1.2. Internationale millennium ontwikkelingsdoelen
[Regeling vervallen per 01-07-2011]
De internationaal overeengekomen leidraad voor ontwikkeling wordt gevormd door de
acht Millennium Development Goals (MDG’s). Het Nederlandse kabinet heeft deze Millennium
Ontwikkelingsdoelen onderschreven. In het coalitieakkoord van het kabinet Balkenende
IV is afgesproken dat Nederland zich extra zal inzetten om de achterstanden bij het
behalen van deze doelen in 2015 te verminderen.

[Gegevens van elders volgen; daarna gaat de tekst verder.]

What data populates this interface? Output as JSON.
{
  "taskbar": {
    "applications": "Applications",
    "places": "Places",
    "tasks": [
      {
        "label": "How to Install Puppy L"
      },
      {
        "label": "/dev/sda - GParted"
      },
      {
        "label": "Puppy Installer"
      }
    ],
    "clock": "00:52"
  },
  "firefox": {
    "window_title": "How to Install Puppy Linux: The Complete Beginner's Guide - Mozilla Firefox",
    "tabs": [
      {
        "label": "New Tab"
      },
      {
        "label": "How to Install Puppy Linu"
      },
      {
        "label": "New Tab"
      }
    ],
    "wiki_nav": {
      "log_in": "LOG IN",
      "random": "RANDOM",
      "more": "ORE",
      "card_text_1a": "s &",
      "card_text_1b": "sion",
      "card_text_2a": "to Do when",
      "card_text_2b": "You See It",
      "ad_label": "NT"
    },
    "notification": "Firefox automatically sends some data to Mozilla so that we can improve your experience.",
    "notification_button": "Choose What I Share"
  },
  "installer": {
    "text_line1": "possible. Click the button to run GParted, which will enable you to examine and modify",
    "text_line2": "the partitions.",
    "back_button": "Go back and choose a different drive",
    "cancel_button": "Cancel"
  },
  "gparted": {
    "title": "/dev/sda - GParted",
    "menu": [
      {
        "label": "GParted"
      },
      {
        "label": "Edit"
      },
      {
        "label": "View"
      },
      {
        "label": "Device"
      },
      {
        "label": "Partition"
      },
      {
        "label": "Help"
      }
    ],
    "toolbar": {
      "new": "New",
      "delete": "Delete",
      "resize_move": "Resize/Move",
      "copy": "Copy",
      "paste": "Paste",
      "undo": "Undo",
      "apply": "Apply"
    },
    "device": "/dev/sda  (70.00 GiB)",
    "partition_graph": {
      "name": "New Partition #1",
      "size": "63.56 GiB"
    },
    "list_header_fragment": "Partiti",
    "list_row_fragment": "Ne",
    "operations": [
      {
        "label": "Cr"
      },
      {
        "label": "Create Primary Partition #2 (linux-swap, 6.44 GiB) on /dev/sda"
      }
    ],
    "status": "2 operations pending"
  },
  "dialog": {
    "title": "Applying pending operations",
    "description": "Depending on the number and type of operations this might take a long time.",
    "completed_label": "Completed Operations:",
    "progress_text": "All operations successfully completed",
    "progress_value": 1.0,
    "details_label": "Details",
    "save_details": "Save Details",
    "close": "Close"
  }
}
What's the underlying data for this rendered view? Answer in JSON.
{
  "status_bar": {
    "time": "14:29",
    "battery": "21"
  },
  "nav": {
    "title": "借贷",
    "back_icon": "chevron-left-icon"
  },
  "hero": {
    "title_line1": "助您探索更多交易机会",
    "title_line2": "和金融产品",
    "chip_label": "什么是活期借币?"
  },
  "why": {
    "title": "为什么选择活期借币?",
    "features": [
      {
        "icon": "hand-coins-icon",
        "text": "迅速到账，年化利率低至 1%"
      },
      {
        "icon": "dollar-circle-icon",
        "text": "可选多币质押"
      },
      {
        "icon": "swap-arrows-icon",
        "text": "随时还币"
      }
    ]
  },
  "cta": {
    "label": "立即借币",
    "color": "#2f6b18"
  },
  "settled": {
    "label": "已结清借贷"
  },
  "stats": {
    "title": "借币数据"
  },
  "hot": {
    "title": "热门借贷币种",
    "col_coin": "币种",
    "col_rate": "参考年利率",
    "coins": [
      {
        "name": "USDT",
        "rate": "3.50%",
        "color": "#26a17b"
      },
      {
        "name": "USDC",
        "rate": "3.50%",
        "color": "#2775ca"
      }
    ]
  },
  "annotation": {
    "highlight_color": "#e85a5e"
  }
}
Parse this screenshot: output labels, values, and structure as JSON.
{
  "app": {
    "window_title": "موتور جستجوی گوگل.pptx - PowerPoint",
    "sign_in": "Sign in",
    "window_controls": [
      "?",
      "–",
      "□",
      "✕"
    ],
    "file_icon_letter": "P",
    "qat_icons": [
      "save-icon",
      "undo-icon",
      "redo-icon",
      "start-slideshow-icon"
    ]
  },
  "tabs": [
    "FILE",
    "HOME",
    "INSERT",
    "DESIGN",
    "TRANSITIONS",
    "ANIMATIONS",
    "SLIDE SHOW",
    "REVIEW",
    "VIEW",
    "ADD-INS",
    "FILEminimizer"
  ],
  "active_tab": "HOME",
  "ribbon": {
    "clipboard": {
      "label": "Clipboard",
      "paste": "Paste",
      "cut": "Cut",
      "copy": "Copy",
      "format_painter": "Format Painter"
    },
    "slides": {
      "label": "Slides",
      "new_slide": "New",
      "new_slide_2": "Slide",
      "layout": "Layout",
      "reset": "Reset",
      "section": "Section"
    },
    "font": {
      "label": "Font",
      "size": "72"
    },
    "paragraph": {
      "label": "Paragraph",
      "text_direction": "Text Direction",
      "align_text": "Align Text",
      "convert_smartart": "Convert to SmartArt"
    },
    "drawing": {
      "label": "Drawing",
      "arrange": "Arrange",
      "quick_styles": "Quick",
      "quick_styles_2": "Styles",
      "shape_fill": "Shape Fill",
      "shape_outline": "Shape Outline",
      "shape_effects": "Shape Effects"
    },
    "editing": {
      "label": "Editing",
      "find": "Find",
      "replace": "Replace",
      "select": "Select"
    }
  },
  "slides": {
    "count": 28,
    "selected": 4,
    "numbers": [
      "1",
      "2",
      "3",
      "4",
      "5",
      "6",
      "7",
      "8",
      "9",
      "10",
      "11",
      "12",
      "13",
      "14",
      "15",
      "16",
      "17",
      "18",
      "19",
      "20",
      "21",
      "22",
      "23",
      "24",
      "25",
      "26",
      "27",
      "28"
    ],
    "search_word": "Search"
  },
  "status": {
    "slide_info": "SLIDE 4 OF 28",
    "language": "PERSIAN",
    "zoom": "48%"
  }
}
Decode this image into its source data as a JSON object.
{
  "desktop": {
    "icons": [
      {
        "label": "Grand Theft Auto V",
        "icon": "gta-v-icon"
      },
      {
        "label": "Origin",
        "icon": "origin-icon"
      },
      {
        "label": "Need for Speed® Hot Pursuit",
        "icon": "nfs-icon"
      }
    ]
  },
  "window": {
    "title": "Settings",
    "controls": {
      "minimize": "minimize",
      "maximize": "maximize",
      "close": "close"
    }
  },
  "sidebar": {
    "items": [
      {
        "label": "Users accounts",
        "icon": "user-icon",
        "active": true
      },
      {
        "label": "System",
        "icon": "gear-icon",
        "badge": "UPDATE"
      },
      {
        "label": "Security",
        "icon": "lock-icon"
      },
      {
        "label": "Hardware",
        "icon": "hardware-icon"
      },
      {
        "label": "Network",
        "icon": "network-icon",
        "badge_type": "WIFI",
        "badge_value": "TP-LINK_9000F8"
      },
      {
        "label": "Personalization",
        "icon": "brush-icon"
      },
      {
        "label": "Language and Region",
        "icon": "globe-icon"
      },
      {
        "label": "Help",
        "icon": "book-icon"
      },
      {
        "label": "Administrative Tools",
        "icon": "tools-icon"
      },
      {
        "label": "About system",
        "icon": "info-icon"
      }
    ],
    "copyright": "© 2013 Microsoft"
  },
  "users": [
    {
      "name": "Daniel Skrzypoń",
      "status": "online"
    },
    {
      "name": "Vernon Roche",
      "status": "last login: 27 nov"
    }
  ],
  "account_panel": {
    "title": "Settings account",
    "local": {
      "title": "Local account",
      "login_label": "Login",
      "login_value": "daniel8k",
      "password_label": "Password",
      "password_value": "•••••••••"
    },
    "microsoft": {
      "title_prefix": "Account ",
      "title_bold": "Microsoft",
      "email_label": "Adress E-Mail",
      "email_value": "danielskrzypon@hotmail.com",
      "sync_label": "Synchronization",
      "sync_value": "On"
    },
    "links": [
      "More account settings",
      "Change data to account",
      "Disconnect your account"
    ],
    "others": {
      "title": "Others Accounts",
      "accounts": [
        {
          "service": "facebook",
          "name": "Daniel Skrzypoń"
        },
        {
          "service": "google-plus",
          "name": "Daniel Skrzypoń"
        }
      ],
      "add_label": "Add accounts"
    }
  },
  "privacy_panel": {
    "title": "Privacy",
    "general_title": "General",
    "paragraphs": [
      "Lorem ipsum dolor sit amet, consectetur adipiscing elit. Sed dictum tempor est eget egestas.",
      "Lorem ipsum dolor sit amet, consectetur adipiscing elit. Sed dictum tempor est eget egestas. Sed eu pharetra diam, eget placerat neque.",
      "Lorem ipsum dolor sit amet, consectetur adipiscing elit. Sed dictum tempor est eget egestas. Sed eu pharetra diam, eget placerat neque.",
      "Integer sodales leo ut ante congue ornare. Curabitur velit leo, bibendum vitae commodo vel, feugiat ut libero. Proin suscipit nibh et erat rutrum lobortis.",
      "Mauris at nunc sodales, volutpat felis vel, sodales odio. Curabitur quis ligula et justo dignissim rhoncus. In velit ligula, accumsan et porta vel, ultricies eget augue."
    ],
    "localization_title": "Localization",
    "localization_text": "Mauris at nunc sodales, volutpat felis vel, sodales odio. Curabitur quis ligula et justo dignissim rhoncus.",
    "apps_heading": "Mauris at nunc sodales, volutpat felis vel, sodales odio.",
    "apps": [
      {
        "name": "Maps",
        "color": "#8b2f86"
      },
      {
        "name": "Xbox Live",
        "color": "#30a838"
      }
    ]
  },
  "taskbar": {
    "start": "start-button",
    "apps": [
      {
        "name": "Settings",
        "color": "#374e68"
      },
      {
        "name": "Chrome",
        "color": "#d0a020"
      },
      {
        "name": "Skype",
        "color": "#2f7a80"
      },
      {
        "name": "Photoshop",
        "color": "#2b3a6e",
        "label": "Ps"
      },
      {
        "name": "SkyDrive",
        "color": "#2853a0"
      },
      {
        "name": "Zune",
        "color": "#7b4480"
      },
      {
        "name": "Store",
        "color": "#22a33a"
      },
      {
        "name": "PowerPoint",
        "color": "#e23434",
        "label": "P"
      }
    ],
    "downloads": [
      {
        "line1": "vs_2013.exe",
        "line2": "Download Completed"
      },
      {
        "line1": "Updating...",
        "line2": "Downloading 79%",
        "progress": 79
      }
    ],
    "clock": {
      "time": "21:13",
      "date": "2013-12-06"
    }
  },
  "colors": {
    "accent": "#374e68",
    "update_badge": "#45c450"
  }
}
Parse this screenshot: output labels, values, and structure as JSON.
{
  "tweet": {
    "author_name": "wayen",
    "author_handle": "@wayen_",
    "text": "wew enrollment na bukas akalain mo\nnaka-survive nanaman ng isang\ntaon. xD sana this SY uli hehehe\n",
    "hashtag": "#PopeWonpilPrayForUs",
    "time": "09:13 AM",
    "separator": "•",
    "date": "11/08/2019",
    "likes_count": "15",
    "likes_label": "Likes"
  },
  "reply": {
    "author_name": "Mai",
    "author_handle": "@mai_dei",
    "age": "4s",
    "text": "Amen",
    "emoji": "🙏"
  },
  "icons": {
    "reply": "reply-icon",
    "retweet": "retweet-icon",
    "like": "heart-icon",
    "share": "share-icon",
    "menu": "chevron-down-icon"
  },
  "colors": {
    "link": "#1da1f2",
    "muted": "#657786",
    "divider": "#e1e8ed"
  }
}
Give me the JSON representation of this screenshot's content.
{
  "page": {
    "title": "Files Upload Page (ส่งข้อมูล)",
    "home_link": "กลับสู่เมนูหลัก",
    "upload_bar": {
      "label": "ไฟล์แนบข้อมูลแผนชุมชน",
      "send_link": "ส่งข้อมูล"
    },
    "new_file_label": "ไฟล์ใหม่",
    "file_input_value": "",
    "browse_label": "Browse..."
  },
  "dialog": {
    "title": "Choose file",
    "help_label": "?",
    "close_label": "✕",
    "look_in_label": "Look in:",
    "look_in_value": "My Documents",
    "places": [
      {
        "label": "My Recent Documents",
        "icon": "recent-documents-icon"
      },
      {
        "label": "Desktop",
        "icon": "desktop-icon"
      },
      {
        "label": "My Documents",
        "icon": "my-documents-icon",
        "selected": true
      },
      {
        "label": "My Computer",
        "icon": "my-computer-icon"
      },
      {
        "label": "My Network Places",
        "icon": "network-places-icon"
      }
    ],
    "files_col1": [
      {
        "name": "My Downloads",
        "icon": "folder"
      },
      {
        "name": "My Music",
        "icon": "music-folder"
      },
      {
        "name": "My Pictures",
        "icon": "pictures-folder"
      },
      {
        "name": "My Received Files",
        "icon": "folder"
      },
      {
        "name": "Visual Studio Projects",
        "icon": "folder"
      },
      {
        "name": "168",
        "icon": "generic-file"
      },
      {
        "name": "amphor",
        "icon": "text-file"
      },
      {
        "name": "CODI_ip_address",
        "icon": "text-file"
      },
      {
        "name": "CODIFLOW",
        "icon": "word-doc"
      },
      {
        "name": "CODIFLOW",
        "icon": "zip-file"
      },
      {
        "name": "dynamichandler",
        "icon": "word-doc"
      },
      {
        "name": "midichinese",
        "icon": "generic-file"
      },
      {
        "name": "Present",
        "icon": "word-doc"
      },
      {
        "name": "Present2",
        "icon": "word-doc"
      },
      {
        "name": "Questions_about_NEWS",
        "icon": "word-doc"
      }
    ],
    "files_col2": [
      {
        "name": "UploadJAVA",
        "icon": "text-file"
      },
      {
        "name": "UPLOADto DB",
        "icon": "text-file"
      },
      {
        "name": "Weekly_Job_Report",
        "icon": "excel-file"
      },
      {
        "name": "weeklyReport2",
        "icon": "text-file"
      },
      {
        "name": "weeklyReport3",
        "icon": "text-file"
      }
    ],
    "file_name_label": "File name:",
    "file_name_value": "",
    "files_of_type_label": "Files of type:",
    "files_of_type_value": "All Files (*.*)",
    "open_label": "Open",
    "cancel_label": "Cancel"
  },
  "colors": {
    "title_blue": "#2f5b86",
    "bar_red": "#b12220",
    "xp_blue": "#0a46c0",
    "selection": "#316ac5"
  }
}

De MDG’s luiden als volgt:
-
1. Het aantal mensen dat in extreme armoede leeft is in 2015 minstens tot de helft teruggebracht
ten opzichte van 1990;
-
2. In 2015 gaan alle kinderen, zowel jongens als meisjes, in de hele wereld naar de basisschool;
-
3. In 2015 hebben mannen en vrouwen dezelfde rechten;
-
4. In 2015 is het aantal kinderen dat in ontwikkelingslanden overlijdt voor de vijfde
verjaardag met tweederde teruggebracht ten opzichte van 1990;
-
5. Het aantal vrouwen dat in het kraambed overlijdt, is voor 2015 met driekwart verminderd
ten opzichte van 1990;
-
6. Voor 2015 is de verspreiding van HIV/Aids, malaria, TBC en andere grote ziektes stopgezet
en teruggedrongen;
-
7. Het aantal mensen dat geen toegang heeft tot veilig drinkwater is in 2015 gehalveerd
ten opzichte van 1990. Verder zijn de levensomstandigheden van ten minste honderd
miljoen bewoners van krottenwijken in 2020 verbeterd. Regeringen zetten zich blijvend
in voor de bescherming van het milieu;
-
8. Alle regeringen in de wereld zetten zich in voor armoedebestrijding en maken heldere
en eerlijke afspraken over goed bestuur en rechtvaardige handel. Er komt een oplossing
voor het schuldenvraagstuk en rijke landen zorgen voor meer en betere hulp.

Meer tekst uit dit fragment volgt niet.